Each biodynamic farm is a unified organism. This organism is made up of many interdependent elements: seasons, forests, plants, animals, soils, people, and the spirit of the place. Biodynamic farmers work to nurture and orchestrate these elements, managing them in a holistic and dynamic way to support the health and vitality of the whole. Biodynamic practitioners also endeavor to listen to the land, to sense what may want to emerge through it, and to develop and evolve their farm as a unique individuality. Biodynamic farming practices ask farmers to hold the land with respect and tentativeness, to work alongside and with the environment instead of against it.

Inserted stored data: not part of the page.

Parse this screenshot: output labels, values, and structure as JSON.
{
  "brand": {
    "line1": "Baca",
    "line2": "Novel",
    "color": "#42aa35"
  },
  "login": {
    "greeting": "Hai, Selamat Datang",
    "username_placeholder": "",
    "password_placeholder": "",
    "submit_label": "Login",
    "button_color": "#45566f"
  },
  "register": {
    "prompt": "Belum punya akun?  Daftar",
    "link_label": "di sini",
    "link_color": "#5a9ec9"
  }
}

Biodynamic farms are integrated with the biodiversity of the withstanding ecosystems and the individuality of each landscape. Annual and perennial vegetables, herbs, flowers, berries, fruits, nuts, grains, pasture, forage, native plants, and pollinators can all contribute to plant diversity, deepening the well being and pliancy of the farm organism. Diversity in domestic animals is also beneficial and recommended, as each creature brings a unique quality of manure. The variance of plant and animal life can be developed over time, starting with a few primary crops and one or two species of animals, and adding more species as the farm organism grows and matures.

 

Biodiversity

Plant & Animal Balance

 

All natural ecosystems have included plants and animals, which participate to fill interdependent roles in the web of life. Many conventional and organic farms exclusively grow crops or raise livestock, which may be more efficient in the short term, yet creates imbalances such as nutrient deficiency in raising crops, or pollution from excess manure if only raising animals. Biodynamic farms work to bring plants, animals, and soil together, so that they each support and balance the whole. Biodynamic farming’s purpose is to allow the farm to become self sustaining, to close an input circle while allowing both crops and animals to thrive.

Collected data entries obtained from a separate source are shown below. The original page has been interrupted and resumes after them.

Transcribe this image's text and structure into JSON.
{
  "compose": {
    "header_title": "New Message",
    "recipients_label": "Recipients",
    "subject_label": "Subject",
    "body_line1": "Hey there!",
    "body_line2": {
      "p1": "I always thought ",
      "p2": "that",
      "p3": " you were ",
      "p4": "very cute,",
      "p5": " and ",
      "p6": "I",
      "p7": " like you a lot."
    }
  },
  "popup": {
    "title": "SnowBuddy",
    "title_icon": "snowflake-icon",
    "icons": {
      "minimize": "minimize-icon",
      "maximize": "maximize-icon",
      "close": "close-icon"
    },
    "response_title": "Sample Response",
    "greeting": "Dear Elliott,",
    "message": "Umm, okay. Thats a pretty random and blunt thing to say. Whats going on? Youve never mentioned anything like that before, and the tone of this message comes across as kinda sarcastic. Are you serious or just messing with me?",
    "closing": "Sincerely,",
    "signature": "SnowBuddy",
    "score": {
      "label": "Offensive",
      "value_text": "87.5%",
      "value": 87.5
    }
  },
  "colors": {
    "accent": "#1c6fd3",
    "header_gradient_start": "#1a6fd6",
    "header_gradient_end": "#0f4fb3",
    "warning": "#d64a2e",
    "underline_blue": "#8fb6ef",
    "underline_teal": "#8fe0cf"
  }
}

Biodynamic plants are grown in living soil, which provides a quality of health and nutrition not possible with chemical fertilizers or hydroponic growing. Biodynamic farms aspire to create their own independence through composting, integrating animals, cover cropping, and crop rotation. Composting brings manures, plant material, and soil into flourishing collaborations which reinvents them into a robust source of strength and fertility for the farm.

Integrating a diversity of animals helps cycle nutrients and provides manures that nurture the soil. Cover crops also contribute to farm independence, as this contributes plant diversity which in turn adds to the soil through oxygen and nitrogen. Crop rotation helps balance the needs of each crop and enables diverse nutrient inputs and outputs of the soil, which regenerates and adds more microbiology to the soil. Together, these practices reduce or eliminate the need for imported fertilizers and enable the farm to move toward farm independence.

 

Farm Independence

Holistic Pest & Disease Management

 

Biodynamics focuses on fostering and building the conditions for optimal soil, plant, and animal health, providing balanced nutrition and supporting healthy immunity. When farms embody a potent diversity of plants and animals; Pests and diseases have few places to thrive. When a disease or pest presents itself, it is often pointing to an imbalance in the farm organism, and can be seen as the ecosystems way of balancing itself. In the case of an outbreak, biological controls can be used, but a biodynamic farmer also tries to discern the underlying imbalance and find ways to adjust management practices to bring the farm organism to greater health. The pest or disease is not the problem for a Biodynamic Farmer; it is what is allowing the pest or disease to come to fruition.